A recently completed study of water supplies on Pennsylvania dairy farms found that about a quarter of those tested had at least one water-quality issue, and average milk production for these farms was about 10 percent lower than farms with good water quality.
Dairy farms rely on good-quality water to ensure maximum milk production and herd health, according to study author Bryan Swistock, extension water resources specialist in Penn State University’s College of Agricultural Sciences.
“While most dairy farms routinely test their water supplies for bacteria, additional testing for salts, metals and other parameters that can affect herd performance is conducted less frequently,” he says. “In the fall of 2012, Penn State Extension offered free water testing for dairy farmers across Pennsylvania. The objective of the project was to increase awareness of various water-quality parameters that are not tested as often. These less-tested parameters may explain chronic herd performance issues.”

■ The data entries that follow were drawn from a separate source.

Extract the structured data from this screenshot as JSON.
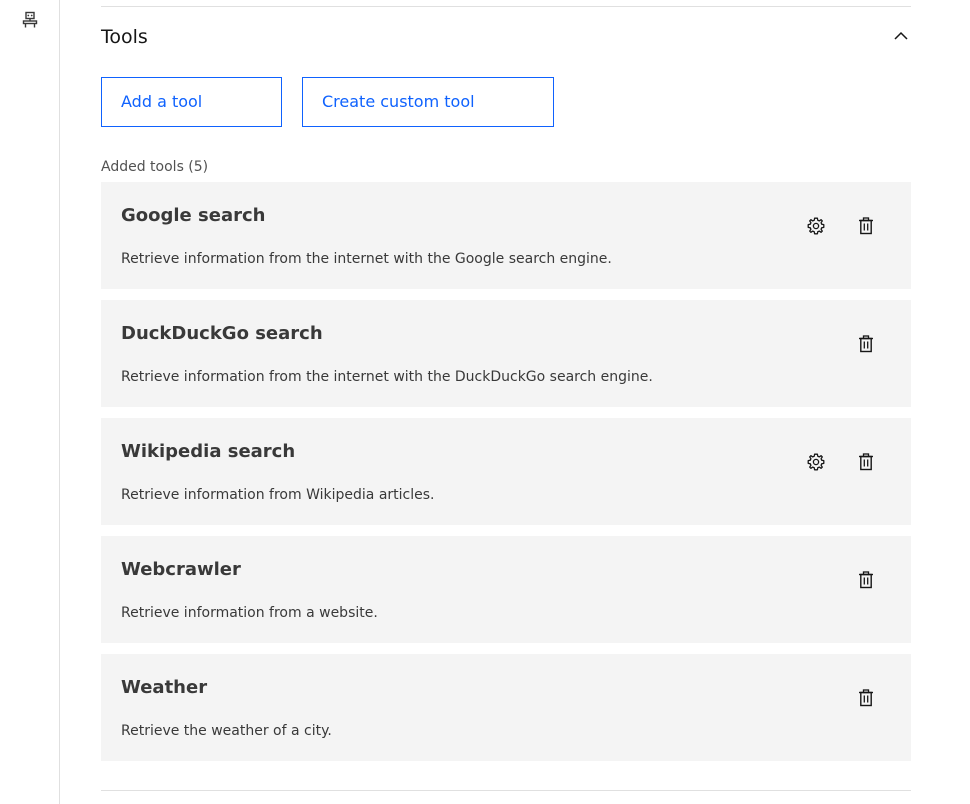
{
  "section": {
    "title": "Tools",
    "collapse_icon": "chevron-up-icon"
  },
  "actions": {
    "add_tool_label": "Add a tool",
    "create_custom_tool_label": "Create custom tool"
  },
  "added_tools": {
    "label": "Added tools (5)",
    "items": [
      {
        "name": "Google search",
        "description": "Retrieve information from the internet with the Google search engine.",
        "has_settings": true
      },
      {
        "name": "DuckDuckGo search",
        "description": "Retrieve information from the internet with the DuckDuckGo search engine.",
        "has_settings": false
      },
      {
        "name": "Wikipedia search",
        "description": "Retrieve information from Wikipedia articles.",
        "has_settings": true
      },
      {
        "name": "Webcrawler",
        "description": "Retrieve information from a website.",
        "has_settings": false
      },
      {
        "name": "Weather",
        "description": "Retrieve the weather of a city.",
        "has_settings": false
      }
    ]
  },
  "colors": {
    "accent": "#0f62fe",
    "card_background": "#f4f4f4",
    "text": "#161616",
    "secondary_text": "#525252"
  }
}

More than 240 dairy farmers who expressed an interest in water quality received water test kits, and 174 water samples from 41 counties were returned to the Agricultural Analytical Services Laboratory at Penn State—a 72-percent participation rate.
The samples were analyzed for 13 common water-quality parameters that are part of the lab’s basic livestock water-testing package.
Ninety-eight percent of the water samples came from private water wells or springs on dairy farms. The farms in the study encompassed 51,000 acres and 18,000 cows with an average milk-production level ranging from 20 to 90 pounds of milk per cow per day. Only six—3 percent—of the farms in the study had water meters to document water consumption by their herd.
“Overall, 45 of the water supplies, or 26 percent, had at least one water-quality issue,” Swistock says. “Average milk production for these 45 farms was 56 pounds per cow per day, compared to 62 pounds on the 129 farms with good water quality.”
Swistock noted that none of the farms with high milk production (above 75 pounds of milk per cow per day) had existing water-quality problems, while 32 percent of farms with low milk production (below 50 pounds of milk per cow) had at least one potential water-quality problem.
“Penn State Extension encourages farmers with water-quality issues to install water meters to evaluate the herd’s water-consumption level,” Swistock says. “We also recommend providing alternative sources of water to a subset of the herd to collect more evidence of the potential effect of these water-quality problems on performance.”
A recorded webinar highlighting the study findings and a fact sheet on drinking-water tests for dairy cows can be found on the Penn State Extension website.